Sanırım bu sefer kaçışım yoktu. El mahkum telefonu açtım.
"Efendim?"
"Hayatım neden bakmıyorsun telefonlarıma dün az kalsın yanına geliyordum." Gözlerimi devirdim, Alec abartıya bayılırdı.
"Abartma Alec, çok yorgundum."
"Nasıl geçti yolculuğun sevgilim"
"İyiydi işte."
"Okulun ne zaman başlıyor?"
"Yarın başlıyor."
"En kısa zamanda yanına gelicez sevgilim. Lütfen dikkatli ol, seni seviyorum."
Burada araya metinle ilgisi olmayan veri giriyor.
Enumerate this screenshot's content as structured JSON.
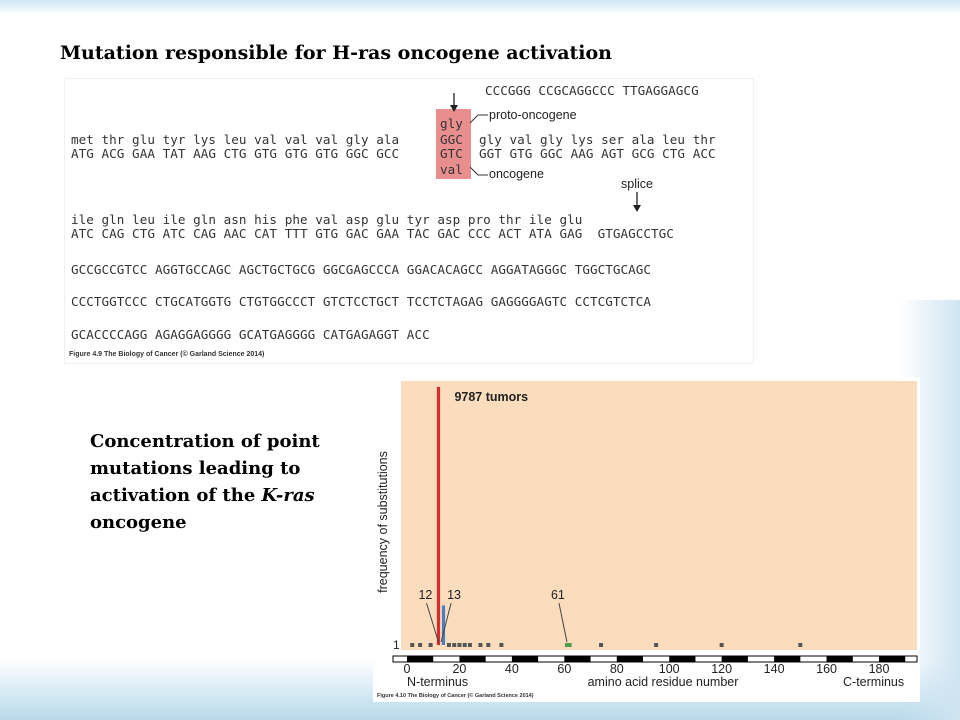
{
  "slide": {
    "title": "Mutation responsible for H-ras oncogene activation",
    "side_text": {
      "line1": "Concentration of point",
      "line2": "mutations leading to",
      "line3_prefix": "activation of the ",
      "line3_italic": "K-ras",
      "line4": "oncogene"
    }
  },
  "dna_figure": {
    "top_seq": "CCCGGG CCGCAGGCCC TTGAGGAGCG",
    "codon_top": "gly",
    "codon_wt": "GGC",
    "codon_mut": "GTC",
    "codon_bottom": "val",
    "label_proto": "proto-oncogene",
    "label_onco": "oncogene",
    "label_splice": "splice",
    "aa_line1_left": "met thr glu tyr lys leu val val val gly ala",
    "aa_line1_right": "gly val gly lys ser ala leu thr",
    "nt_line1_left": "ATG ACG GAA TAT AAG CTG GTG GTG GTG GGC GCC",
    "nt_line1_right": "GGT GTG GGC AAG AGT GCG CTG ACC",
    "aa_line2": "ile gln leu ile gln asn his phe val asp glu tyr asp pro thr ile glu",
    "nt_line2": "ATC CAG CTG ATC CAG AAC CAT TTT GTG GAC GAA TAC GAC CCC ACT ATA GAG  GTGAGCCTGC",
    "seq3": "GCCGCCGTCC AGGTGCCAGC AGCTGCTGCG GGCGAGCCCA GGACACAGCC AGGATAGGGC TGGCTGCAGC",
    "seq4": "CCCTGGTCCC CTGCATGGTG CTGTGGCCCT GTCTCCTGCT TCCTCTAGAG GAGGGGAGTC CCTCGTCTCA",
    "seq5": "GCACCCCAGG AGAGGAGGGG GCATGAGGGG CATGAGAGGT ACC",
    "caption": "Figure 4.9 The Biology of Cancer (© Garland Science 2014)"
  },
  "chart_data": {
    "type": "bar",
    "title": "",
    "annotation_top": "9787 tumors",
    "xlabel": "amino acid residue number",
    "ylabel": "frequency of substitutions",
    "x_left_label": "N-terminus",
    "x_right_label": "C-terminus",
    "xlim": [
      0,
      189
    ],
    "x_ticks": [
      0,
      20,
      40,
      60,
      80,
      100,
      120,
      140,
      160,
      180
    ],
    "y_tick_label": "1",
    "callouts": [
      "12",
      "13",
      "61"
    ],
    "bars": [
      {
        "residue": 12,
        "value": 9787,
        "color": "#d32f2f"
      },
      {
        "residue": 13,
        "value": 1500,
        "color": "#4a7fc1"
      }
    ],
    "minor_points_residues": [
      2,
      5,
      9,
      16,
      18,
      20,
      22,
      24,
      28,
      31,
      36,
      61,
      62,
      74,
      95,
      120,
      150
    ],
    "minor_point_value": 1,
    "colors": {
      "background": "#fbdcbd",
      "major": "#d32f2f",
      "secondary": "#4a7fc1",
      "green": "#4ea04e",
      "minor": "#555555"
    },
    "caption": "Figure 4.10 The Biology of Cancer (© Garland Science 2014)"
  }
}
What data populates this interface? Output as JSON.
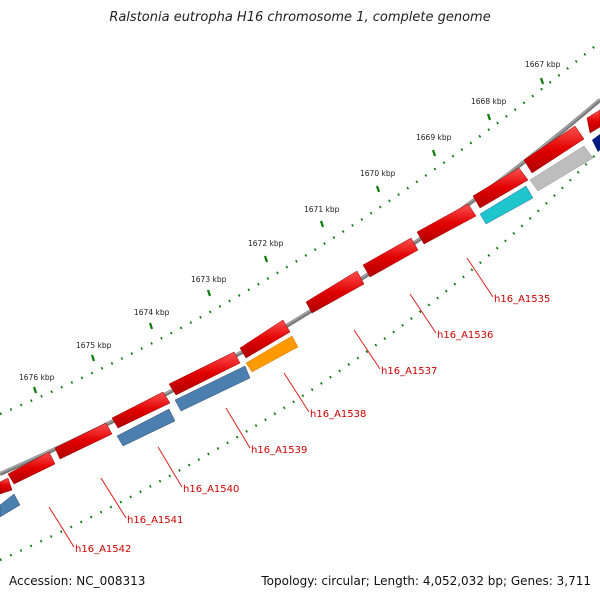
{
  "title": "Ralstonia eutropha H16 chromosome 1, complete genome",
  "footer": {
    "accession": "Accession: NC_008313",
    "summary": "Topology: circular; Length: 4,052,032 bp; Genes: 3,711"
  },
  "colors": {
    "forward_gene": "#e00000",
    "reverse_gene_blue": "#4a7fb0",
    "reverse_gene_cyan": "#1ec6cc",
    "reverse_gene_gray": "#bdbdbd",
    "reverse_gene_navy": "#001a80",
    "reverse_gene_orange": "#ff9900",
    "backbone": "#7a7a7a",
    "tick_dots": "#0a7a0a",
    "gene_label": "#cc0000"
  },
  "kbp_labels": [
    "1667 kbp",
    "1668 kbp",
    "1669 kbp",
    "1670 kbp",
    "1671 kbp",
    "1672 kbp",
    "1673 kbp",
    "1674 kbp",
    "1675 kbp",
    "1676 kbp"
  ],
  "gene_labels": [
    "h16_A1535",
    "h16_A1536",
    "h16_A1537",
    "h16_A1538",
    "h16_A1539",
    "h16_A1540",
    "h16_A1541",
    "h16_A1542"
  ]
}
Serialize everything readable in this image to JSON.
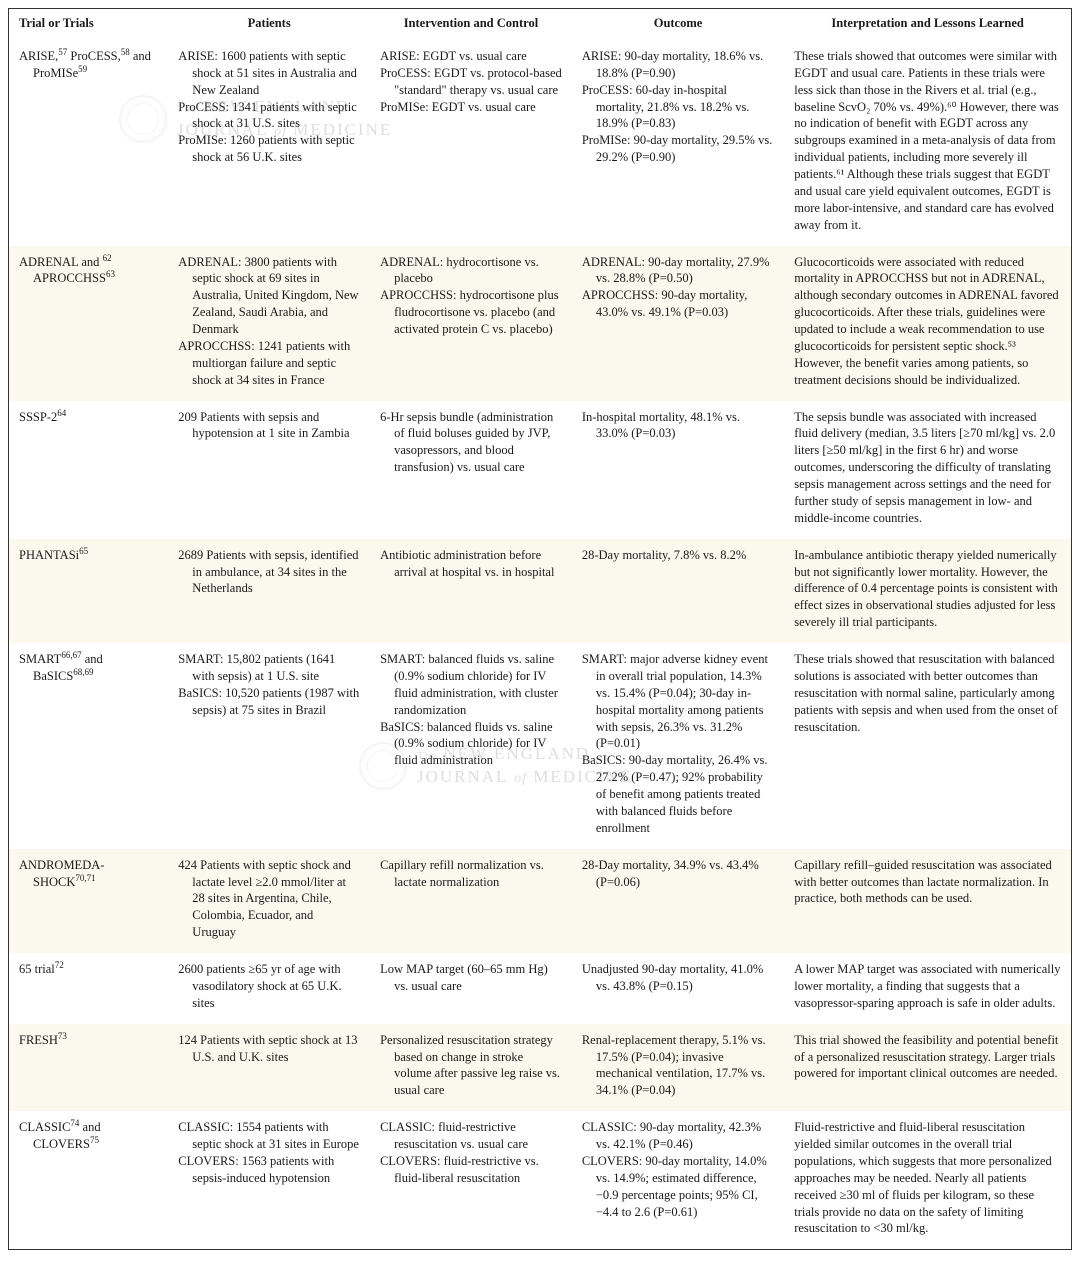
{
  "colors": {
    "alt_row_bg": "#fbf8ee",
    "border": "#333333",
    "text": "#1a1a1a",
    "watermark_seal": "#cc9999"
  },
  "headers": {
    "c1": "Trial or Trials",
    "c2": "Patients",
    "c3": "Intervention and Control",
    "c4": "Outcome",
    "c5": "Interpretation and Lessons Learned"
  },
  "watermark": {
    "line1_pre": "The",
    "line1_main": "NEW ENGLAND",
    "line2_main": "JOURNAL",
    "line2_of": "of",
    "line2_end": "MEDICINE"
  },
  "rows": [
    {
      "trial_parts": [
        "ARISE,",
        "57",
        " ProCESS,",
        "58",
        " and ProMISe",
        "59"
      ],
      "patients": [
        "ARISE: 1600 patients with septic shock at 51 sites in Australia and New Zealand",
        "ProCESS: 1341 patients with septic shock at 31 U.S. sites",
        "ProMISe: 1260 patients with septic shock at 56 U.K. sites"
      ],
      "intervention": [
        "ARISE: EGDT vs. usual care",
        "ProCESS: EGDT vs. protocol-based \"standard\" therapy vs. usual care",
        "ProMISe: EGDT vs. usual care"
      ],
      "outcome": [
        "ARISE: 90-day mortality, 18.6% vs. 18.8% (P=0.90)",
        "ProCESS: 60-day in-hospital mortality, 21.8% vs. 18.2% vs. 18.9% (P=0.83)",
        "ProMISe: 90-day mortality, 29.5% vs. 29.2% (P=0.90)"
      ],
      "interp": "These trials showed that outcomes were similar with EGDT and usual care. Patients in these trials were less sick than those in the Rivers et al. trial (e.g., baseline ScvO₂ 70% vs. 49%).⁶⁰ However, there was no indication of benefit with EGDT across any subgroups examined in a meta-analysis of data from individual patients, including more severely ill patients.⁶¹ Although these trials suggest that EGDT and usual care yield equivalent outcomes, EGDT is more labor-intensive, and standard care has evolved away from it."
    },
    {
      "trial_parts": [
        "ADRENAL and ",
        "62",
        " APROCCHSS",
        "63"
      ],
      "patients": [
        "ADRENAL: 3800 patients with septic shock at 69 sites in Australia, United Kingdom, New Zealand, Saudi Arabia, and Denmark",
        "APROCCHSS: 1241 patients with multiorgan failure and septic shock at 34 sites in France"
      ],
      "intervention": [
        "ADRENAL: hydrocortisone vs. placebo",
        "APROCCHSS: hydrocortisone plus fludrocortisone vs. placebo (and activated protein C vs. placebo)"
      ],
      "outcome": [
        "ADRENAL: 90-day mortality, 27.9% vs. 28.8% (P=0.50)",
        "APROCCHSS: 90-day mortality, 43.0% vs. 49.1% (P=0.03)"
      ],
      "interp": "Glucocorticoids were associated with reduced mortality in APROCCHSS but not in ADRENAL, although secondary outcomes in ADRENAL favored glucocorticoids. After these trials, guidelines were updated to include a weak recommendation to use glucocorticoids for persistent septic shock.⁵³ However, the benefit varies among patients, so treatment decisions should be individualized."
    },
    {
      "trial_parts": [
        "SSSP-2",
        "64"
      ],
      "patients": [
        "209 Patients with sepsis and hypotension at 1 site in Zambia"
      ],
      "intervention": [
        "6-Hr sepsis bundle (administration of fluid boluses guided by JVP, vasopressors, and blood transfusion) vs. usual care"
      ],
      "outcome": [
        "In-hospital mortality, 48.1% vs. 33.0% (P=0.03)"
      ],
      "interp": "The sepsis bundle was associated with increased fluid delivery (median, 3.5 liters [≥70 ml/kg] vs. 2.0 liters [≥50 ml/kg] in the first 6 hr) and worse outcomes, underscoring the difficulty of translating sepsis management across settings and the need for further study of sepsis management in low- and middle-income countries."
    },
    {
      "trial_parts": [
        "PHANTASi",
        "65"
      ],
      "patients": [
        "2689 Patients with sepsis, identified in ambulance, at 34 sites in the Netherlands"
      ],
      "intervention": [
        "Antibiotic administration before arrival at hospital vs. in hospital"
      ],
      "outcome": [
        "28-Day mortality, 7.8% vs. 8.2%"
      ],
      "interp": "In-ambulance antibiotic therapy yielded numerically but not significantly lower mortality. However, the difference of 0.4 percentage points is consistent with effect sizes in observational studies adjusted for less severely ill trial participants."
    },
    {
      "trial_parts": [
        "SMART",
        "66,67",
        " and BaSICS",
        "68,69"
      ],
      "patients": [
        "SMART: 15,802 patients (1641 with sepsis) at 1 U.S. site",
        "BaSICS: 10,520 patients (1987 with sepsis) at 75 sites in Brazil"
      ],
      "intervention": [
        "SMART: balanced fluids vs. saline (0.9% sodium chloride) for IV fluid administration, with cluster randomization",
        "BaSICS: balanced fluids vs. saline (0.9% sodium chloride) for IV fluid administration"
      ],
      "outcome": [
        "SMART: major adverse kidney event in overall trial population, 14.3% vs. 15.4% (P=0.04); 30-day in-hospital mortality among patients with sepsis, 26.3% vs. 31.2% (P=0.01)",
        "BaSICS: 90-day mortality, 26.4% vs. 27.2% (P=0.47); 92% probability of benefit among patients treated with balanced fluids before enrollment"
      ],
      "interp": "These trials showed that resuscitation with balanced solutions is associated with better outcomes than resuscitation with normal saline, particularly among patients with sepsis and when used from the onset of resuscitation."
    },
    {
      "trial_parts": [
        "ANDROMEDA-SHOCK",
        "70,71"
      ],
      "patients": [
        "424 Patients with septic shock and lactate level ≥2.0 mmol/liter at 28 sites in Argentina, Chile, Colombia, Ecuador, and Uruguay"
      ],
      "intervention": [
        "Capillary refill normalization vs. lactate normalization"
      ],
      "outcome": [
        "28-Day mortality, 34.9% vs. 43.4% (P=0.06)"
      ],
      "interp": "Capillary refill–guided resuscitation was associated with better outcomes than lactate normalization. In practice, both methods can be used."
    },
    {
      "trial_parts": [
        "65 trial",
        "72"
      ],
      "patients": [
        "2600 patients ≥65 yr of age with vasodilatory shock at 65 U.K. sites"
      ],
      "intervention": [
        "Low MAP target (60–65 mm Hg) vs. usual care"
      ],
      "outcome": [
        "Unadjusted 90-day mortality, 41.0% vs. 43.8% (P=0.15)"
      ],
      "interp": "A lower MAP target was associated with numerically lower mortality, a finding that suggests that a vasopressor-sparing approach is safe in older adults."
    },
    {
      "trial_parts": [
        "FRESH",
        "73"
      ],
      "patients": [
        "124 Patients with septic shock at 13 U.S. and U.K. sites"
      ],
      "intervention": [
        "Personalized resuscitation strategy based on change in stroke volume after passive leg raise vs. usual care"
      ],
      "outcome": [
        "Renal-replacement therapy, 5.1% vs. 17.5% (P=0.04); invasive mechanical ventilation, 17.7% vs. 34.1% (P=0.04)"
      ],
      "interp": "This trial showed the feasibility and potential benefit of a personalized resuscitation strategy. Larger trials powered for important clinical outcomes are needed."
    },
    {
      "trial_parts": [
        "CLASSIC",
        "74",
        " and CLOVERS",
        "75"
      ],
      "patients": [
        "CLASSIC: 1554 patients with septic shock at 31 sites in Europe",
        "CLOVERS: 1563 patients with sepsis-induced hypotension"
      ],
      "intervention": [
        "CLASSIC: fluid-restrictive resuscitation vs. usual care",
        "CLOVERS: fluid-restrictive vs. fluid-liberal resuscitation"
      ],
      "outcome": [
        "CLASSIC: 90-day mortality, 42.3% vs. 42.1% (P=0.46)",
        "CLOVERS: 90-day mortality, 14.0% vs. 14.9%; estimated difference, −0.9 percentage points; 95% CI, −4.4 to 2.6 (P=0.61)"
      ],
      "interp": "Fluid-restrictive and fluid-liberal resuscitation yielded similar outcomes in the overall trial populations, which suggests that more personalized approaches may be needed. Nearly all patients received ≥30 ml of fluids per kilogram, so these trials provide no data on the safety of limiting resuscitation to <30 ml/kg."
    }
  ]
}
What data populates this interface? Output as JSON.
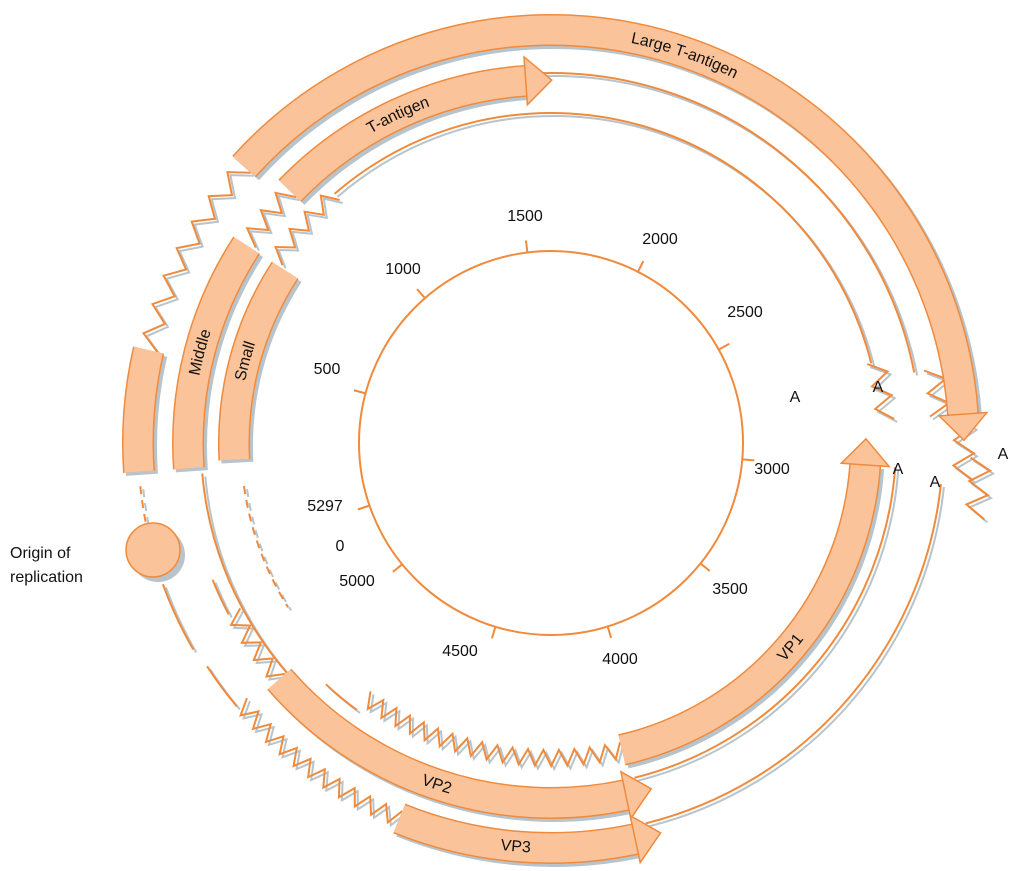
{
  "scale": {
    "ticks": [
      500,
      1000,
      1500,
      2000,
      2500,
      3000,
      3500,
      4000,
      4500,
      5000,
      5297,
      0
    ]
  },
  "genes": {
    "large_t": "Large T-antigen",
    "t": "T-antigen",
    "middle": "Middle",
    "small": "Small",
    "vp1": "VP1",
    "vp2": "VP2",
    "vp3": "VP3"
  },
  "poly_a": [
    "A",
    "A",
    "A",
    "A",
    "A"
  ],
  "origin": [
    "Origin of",
    "replication"
  ]
}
"Görüşürüz Alec" Telefonu suratına kapattım. Alec çocukluk arkadaşımdı, kendisi biraz psikopattı. Ne kadar onu sevmediğimi söylesemde beni pek umursamıyor ve sevgilimmiş gibi davranıyordu. Annem bile onunla sevgili olmamı uygun görüyordu. Kimse bana fikrimi sormuyordu bile. Benim ne hissettiğim kimsenin umrunda değildi. Herkesin uygun gördüğü hayatı yaşamam isteniliyordu. Bende onları kendi hallerine bırakmıştım. Onların kurduğu dünyada değil kendi kurduğum dünyamda yaşıyacaktım ben. Kimse umrumda değildi. Çok başıma buyruk bir kızdım, annemden asla korkmazdım. Kendi kararlarımı vererek yaşardım, annemle bir çok kez kavga ederdik bu yüzden. Bir çok kez evden kaçma girişimlerim olmuştu fakat her zaman yakalanmıştım, annemde son çare peşime koruma takmıştı. Arabamı otoparka çekip sahilde yürümeye başladım. Gerçekten burası çok farklıydı, dünya'nın bir çok yerini gezmiştim ama İstanbul çok farklıydı. Bir çok yabancı dil biliyordum, ve bir çok konuda özel ders alıyordum.
"Merhaba" Yanıma oturan kıza baktım, elindeki çiçekleri bana gösteriyordu. Korumalara sorun yok gibisinden işaret verdim. Küçük kızı öldürecek gibi bakıyolardı.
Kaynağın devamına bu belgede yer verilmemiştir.